N-400 for Elderly Grandfather
Country/Region: Taiwan, China
Case Type: N-400, Naturalization
Time: 8 – 12 months
- Mr. Walter is of advanced age and cognition
- Need an interpreter to take the Naturalization test
- Unfamiliar with the process and limited knowledge about it
At 73-years-old Walter was well beyond retirement age, but he still spent his days at the family restaurant he’d started. Nowadays, he mostly sits in the booth in the far corner and sips his tea. He enjoys watching his granddaughter help her mother run the register and clean the tables.
He’d been married to the same woman for more than half his life, and she’d always wanted him to take his naturalization test. When he was younger he’d know many people from Taiwan, like himself, who had attempted the test and failed. They’d been unable to speak English well enough to pass the test or they failed the U.S history and government (civics) portion. Walter didn’t want the embarrassment of failing to stain his reputation in the community so he never took it. Still, his wife and daughters persisted in nagging him about the test. They said it would be an inspiration to his grandchildren to have their “ah gong” become an official U.S. citizen. Deciding to take the test the next step was for him to get legal advice.
KEYS TO SUCCESS
Walter’s eldest daughter contacted Tsang and Associates seeking advice. The firm was able to inform her there was an exemption her father would likely qualify for. One of the requirements for becoming a U.S. citizen is to take the naturalization test to demonstrate the ability to read, write, and speak basic English and have a basic knowledge of U.S. history and government (civics).
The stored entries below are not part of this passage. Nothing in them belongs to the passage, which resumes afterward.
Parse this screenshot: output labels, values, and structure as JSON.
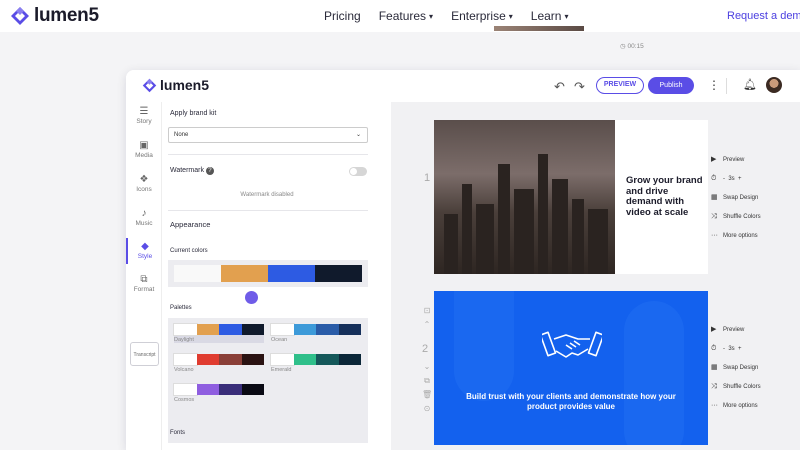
{
  "site": {
    "brand": "lumen5",
    "nav": [
      {
        "label": "Pricing",
        "has_caret": false
      },
      {
        "label": "Features",
        "has_caret": true
      },
      {
        "label": "Enterprise",
        "has_caret": true
      },
      {
        "label": "Learn",
        "has_caret": true
      }
    ],
    "request_demo": "Request a dem"
  },
  "app": {
    "brand": "lumen5",
    "preview_label": "PREVIEW",
    "publish_label": "Publish",
    "timer": "00:15"
  },
  "rail": {
    "items": [
      "Story",
      "Media",
      "Icons",
      "Music",
      "Style",
      "Format"
    ],
    "active": "Style",
    "transcript": "Transcript"
  },
  "panel": {
    "brand_kit_label": "Apply brand kit",
    "brand_kit_value": "None",
    "watermark_label": "Watermark",
    "watermark_note": "Watermark disabled",
    "appearance_label": "Appearance",
    "current_colors_label": "Current colors",
    "current_colors": [
      "#f9f9f9",
      "#e2a04f",
      "#2d5be3",
      "#101a2c"
    ],
    "palettes_label": "Palettes",
    "palettes": [
      {
        "name": "Daylight",
        "colors": [
          "#ffffff",
          "#e2a04f",
          "#2d5be3",
          "#101a2c"
        ]
      },
      {
        "name": "Ocean",
        "colors": [
          "#ffffff",
          "#3d9ad9",
          "#2a5ca8",
          "#16305a"
        ]
      },
      {
        "name": "Volcano",
        "colors": [
          "#ffffff",
          "#e03c30",
          "#8a3f38",
          "#2a1212"
        ]
      },
      {
        "name": "Emerald",
        "colors": [
          "#ffffff",
          "#2fbf8a",
          "#15585a",
          "#0b2638"
        ]
      },
      {
        "name": "Cosmos",
        "colors": [
          "#ffffff",
          "#8f5ee0",
          "#3a2e7a",
          "#0a0a14"
        ]
      }
    ],
    "fonts_label": "Fonts"
  },
  "slides": [
    {
      "number": "1",
      "text": "Grow your brand and drive demand with video at scale"
    },
    {
      "number": "2",
      "text": "Build trust with your clients and demonstrate how your product provides value"
    }
  ],
  "slide_menu": {
    "preview": "Preview",
    "duration_minus": "-",
    "duration": "3s",
    "duration_plus": "+",
    "swap_design": "Swap Design",
    "shuffle_colors": "Shuffle Colors",
    "more_options": "More options"
  },
  "colors": {
    "accent": "#5a4de6",
    "slide2_bg": "#1361ee"
  }
}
However, as Tsang and Associates explained, a petitioner is not required to take the English language test if, at the time of filing Form N-400, they are 50 years of age or older and have lived in the United States as a permanent resident for periods totaling at least 20 years.
Walter’s daughter said she had the documentation to prove her father’s age and how long he’d lived in the U.S. Tsang and Associates helped her prepare the documents for filing with the United States Citizenship and Immigration Services (USCIS) and provided interpreter services.
Walter’s exemption from having to take the English language test was accepted. However, he’s still required to pass the U.S. history and government (civics) test. The good news is that he can take that test in the language of his choice. His zah boh sun is helping him study and they are excited to see where the future takes him.